Yukon Energy wants to switch its backup generators at the Whitehorse power dam from diesel to liquefied natural gas. (CBC)

Yukon Energy is counting on approval of its controversial switch to natural gas generators.

The corporation wants to replace aging diesel generators in Whitehorse with ones that use Liquefied Natural Gas.

Yukon Energy has already bought the LNG generators required for the conversion.

The government acknowledged the purchase in the Legislature, after Liberal leader Sandy Silver questioned the expenditure.

"Mr. Speaker, as we saw in Watson lake last week, sometimes projects don't get approved. Why has the government made such a huge financial commitment to a project that's not yet approved and is there any penalties involved if the government has to cancel some of the commitments is has already made?”

Scott Kent

Scott Kent, MLA for Riverdale North, is Yukon's Minister of Mines and Resources. (Yukon Legislative Assembly)

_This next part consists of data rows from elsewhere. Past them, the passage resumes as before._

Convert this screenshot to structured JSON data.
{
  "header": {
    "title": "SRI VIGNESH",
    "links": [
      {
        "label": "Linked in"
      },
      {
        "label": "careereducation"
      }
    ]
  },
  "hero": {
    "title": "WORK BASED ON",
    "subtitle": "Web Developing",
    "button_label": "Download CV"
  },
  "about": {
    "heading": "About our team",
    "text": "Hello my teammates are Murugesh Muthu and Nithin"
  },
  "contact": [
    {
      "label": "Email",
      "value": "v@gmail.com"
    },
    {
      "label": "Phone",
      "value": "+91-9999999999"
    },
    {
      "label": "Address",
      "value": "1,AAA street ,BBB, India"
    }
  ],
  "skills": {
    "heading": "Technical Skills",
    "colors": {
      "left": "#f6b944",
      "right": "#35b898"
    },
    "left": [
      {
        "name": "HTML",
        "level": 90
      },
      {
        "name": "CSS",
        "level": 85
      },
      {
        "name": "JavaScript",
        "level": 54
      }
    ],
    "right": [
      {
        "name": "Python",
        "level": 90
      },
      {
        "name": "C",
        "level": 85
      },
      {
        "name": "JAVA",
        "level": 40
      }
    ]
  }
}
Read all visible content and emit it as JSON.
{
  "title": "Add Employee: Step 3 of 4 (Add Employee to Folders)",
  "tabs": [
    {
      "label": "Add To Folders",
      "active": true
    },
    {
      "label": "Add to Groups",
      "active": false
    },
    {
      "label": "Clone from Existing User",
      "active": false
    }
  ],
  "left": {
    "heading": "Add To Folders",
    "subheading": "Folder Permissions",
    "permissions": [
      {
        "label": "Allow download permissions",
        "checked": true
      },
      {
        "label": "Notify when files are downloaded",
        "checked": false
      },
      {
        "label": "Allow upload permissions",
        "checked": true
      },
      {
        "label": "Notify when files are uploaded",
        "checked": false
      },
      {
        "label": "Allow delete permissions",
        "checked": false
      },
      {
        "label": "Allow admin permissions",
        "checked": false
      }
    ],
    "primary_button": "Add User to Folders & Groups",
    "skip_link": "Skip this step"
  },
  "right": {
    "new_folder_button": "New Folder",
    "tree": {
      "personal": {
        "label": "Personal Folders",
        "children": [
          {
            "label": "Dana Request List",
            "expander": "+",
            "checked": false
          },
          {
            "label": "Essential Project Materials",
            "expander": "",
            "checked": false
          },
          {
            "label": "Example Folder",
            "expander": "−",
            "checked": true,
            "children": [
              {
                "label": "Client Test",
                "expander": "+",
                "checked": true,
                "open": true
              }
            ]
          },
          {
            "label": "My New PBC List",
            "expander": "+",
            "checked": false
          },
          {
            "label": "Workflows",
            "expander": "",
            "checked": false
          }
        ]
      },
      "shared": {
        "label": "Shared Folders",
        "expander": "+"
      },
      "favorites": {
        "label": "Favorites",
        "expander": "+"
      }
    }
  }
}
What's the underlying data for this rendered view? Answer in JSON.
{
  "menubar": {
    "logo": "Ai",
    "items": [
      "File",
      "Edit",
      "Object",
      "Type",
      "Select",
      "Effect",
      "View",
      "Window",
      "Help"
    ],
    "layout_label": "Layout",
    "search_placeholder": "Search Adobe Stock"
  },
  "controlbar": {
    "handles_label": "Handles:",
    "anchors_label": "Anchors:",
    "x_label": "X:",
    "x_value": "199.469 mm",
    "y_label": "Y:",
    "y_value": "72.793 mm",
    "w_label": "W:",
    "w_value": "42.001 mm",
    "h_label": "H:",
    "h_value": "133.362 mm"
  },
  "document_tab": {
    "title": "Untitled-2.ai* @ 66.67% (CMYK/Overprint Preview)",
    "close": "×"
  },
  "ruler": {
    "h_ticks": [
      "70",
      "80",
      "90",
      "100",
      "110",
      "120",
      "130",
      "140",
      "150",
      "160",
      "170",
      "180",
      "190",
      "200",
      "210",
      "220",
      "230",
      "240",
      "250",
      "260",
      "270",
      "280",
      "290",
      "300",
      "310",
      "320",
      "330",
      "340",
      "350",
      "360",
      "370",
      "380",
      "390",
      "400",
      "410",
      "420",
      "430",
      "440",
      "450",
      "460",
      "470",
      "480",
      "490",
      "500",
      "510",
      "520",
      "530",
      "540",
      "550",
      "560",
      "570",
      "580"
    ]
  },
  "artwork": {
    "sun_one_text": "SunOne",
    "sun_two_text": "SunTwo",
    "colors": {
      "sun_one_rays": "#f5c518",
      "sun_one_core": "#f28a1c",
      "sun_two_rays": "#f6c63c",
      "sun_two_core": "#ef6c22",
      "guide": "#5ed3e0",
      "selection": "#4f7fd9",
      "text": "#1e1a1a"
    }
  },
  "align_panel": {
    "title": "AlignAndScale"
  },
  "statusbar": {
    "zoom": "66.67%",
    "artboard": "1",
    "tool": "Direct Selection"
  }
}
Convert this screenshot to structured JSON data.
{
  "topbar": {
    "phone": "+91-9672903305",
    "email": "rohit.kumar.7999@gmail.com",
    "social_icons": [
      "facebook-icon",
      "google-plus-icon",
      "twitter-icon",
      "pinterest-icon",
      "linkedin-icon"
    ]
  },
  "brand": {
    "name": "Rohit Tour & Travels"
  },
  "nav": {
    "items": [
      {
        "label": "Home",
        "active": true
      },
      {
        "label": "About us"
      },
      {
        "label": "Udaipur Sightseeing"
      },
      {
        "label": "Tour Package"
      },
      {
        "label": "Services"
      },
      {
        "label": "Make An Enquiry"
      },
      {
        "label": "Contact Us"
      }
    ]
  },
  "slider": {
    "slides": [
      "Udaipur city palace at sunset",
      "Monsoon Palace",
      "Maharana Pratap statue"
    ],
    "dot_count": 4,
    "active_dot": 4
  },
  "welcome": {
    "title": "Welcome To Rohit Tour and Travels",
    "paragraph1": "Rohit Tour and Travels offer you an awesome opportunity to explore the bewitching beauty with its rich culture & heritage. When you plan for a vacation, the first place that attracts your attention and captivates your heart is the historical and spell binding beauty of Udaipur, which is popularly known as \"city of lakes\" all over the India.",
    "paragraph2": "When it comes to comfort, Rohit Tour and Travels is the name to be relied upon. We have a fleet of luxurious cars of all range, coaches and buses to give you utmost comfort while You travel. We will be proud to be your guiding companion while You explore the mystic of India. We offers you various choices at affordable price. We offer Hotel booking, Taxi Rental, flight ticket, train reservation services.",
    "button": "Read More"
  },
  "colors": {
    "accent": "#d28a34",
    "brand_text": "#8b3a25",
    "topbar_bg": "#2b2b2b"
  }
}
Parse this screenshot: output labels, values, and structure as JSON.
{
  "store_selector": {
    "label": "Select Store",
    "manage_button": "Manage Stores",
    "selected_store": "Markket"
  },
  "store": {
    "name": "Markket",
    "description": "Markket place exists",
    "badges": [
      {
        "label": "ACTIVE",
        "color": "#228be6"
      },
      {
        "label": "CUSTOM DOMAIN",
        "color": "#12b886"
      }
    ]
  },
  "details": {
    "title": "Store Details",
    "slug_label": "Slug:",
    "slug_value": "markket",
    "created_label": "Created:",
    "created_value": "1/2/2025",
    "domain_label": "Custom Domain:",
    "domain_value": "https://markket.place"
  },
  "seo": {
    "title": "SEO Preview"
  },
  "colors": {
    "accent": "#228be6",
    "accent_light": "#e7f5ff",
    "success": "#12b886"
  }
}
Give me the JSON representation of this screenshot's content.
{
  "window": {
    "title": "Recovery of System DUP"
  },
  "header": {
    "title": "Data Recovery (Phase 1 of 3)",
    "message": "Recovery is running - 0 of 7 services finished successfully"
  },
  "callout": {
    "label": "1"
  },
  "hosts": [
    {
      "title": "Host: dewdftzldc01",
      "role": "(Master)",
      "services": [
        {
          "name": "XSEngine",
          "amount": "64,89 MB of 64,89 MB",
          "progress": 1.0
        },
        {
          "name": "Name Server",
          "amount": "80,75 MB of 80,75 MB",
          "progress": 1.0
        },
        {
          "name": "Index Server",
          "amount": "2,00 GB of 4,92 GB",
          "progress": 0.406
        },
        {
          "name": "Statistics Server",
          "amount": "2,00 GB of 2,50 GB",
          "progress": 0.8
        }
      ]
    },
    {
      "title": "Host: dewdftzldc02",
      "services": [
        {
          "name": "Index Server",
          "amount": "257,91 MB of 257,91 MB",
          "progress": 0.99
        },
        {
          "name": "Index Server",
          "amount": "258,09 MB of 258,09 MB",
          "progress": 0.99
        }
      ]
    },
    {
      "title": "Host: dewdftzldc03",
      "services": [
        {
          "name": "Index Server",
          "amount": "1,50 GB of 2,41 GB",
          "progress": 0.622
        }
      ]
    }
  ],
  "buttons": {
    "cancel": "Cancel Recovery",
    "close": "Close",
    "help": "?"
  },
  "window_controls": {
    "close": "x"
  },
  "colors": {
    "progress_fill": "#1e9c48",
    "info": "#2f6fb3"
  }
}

The $36 million dollar project is still awaiting approvals from the Yukon Utilities Board and the Yukon Environmental and Socio-economic Assessment Board.

But, Energy Minister Scott Kent says equipment orders have to be made early if the project is to be finished on time.

"The natural gas engines were ordered ahead of the YUB assessment and the YESAB's assessment so the the energy corporation could receive them within the construction period. They take a long time obviously to procure and to order that's why they were ordered ahead of time.”

Kent told the Legislature he will have to check whether any penalties apply if the orders are cancelled.

Yukon Energy says costs of the project, to date, are around $17 million.

That includes more than $8 million to purchase the generators.

If approved, construction of the LNG facility could begin within the month.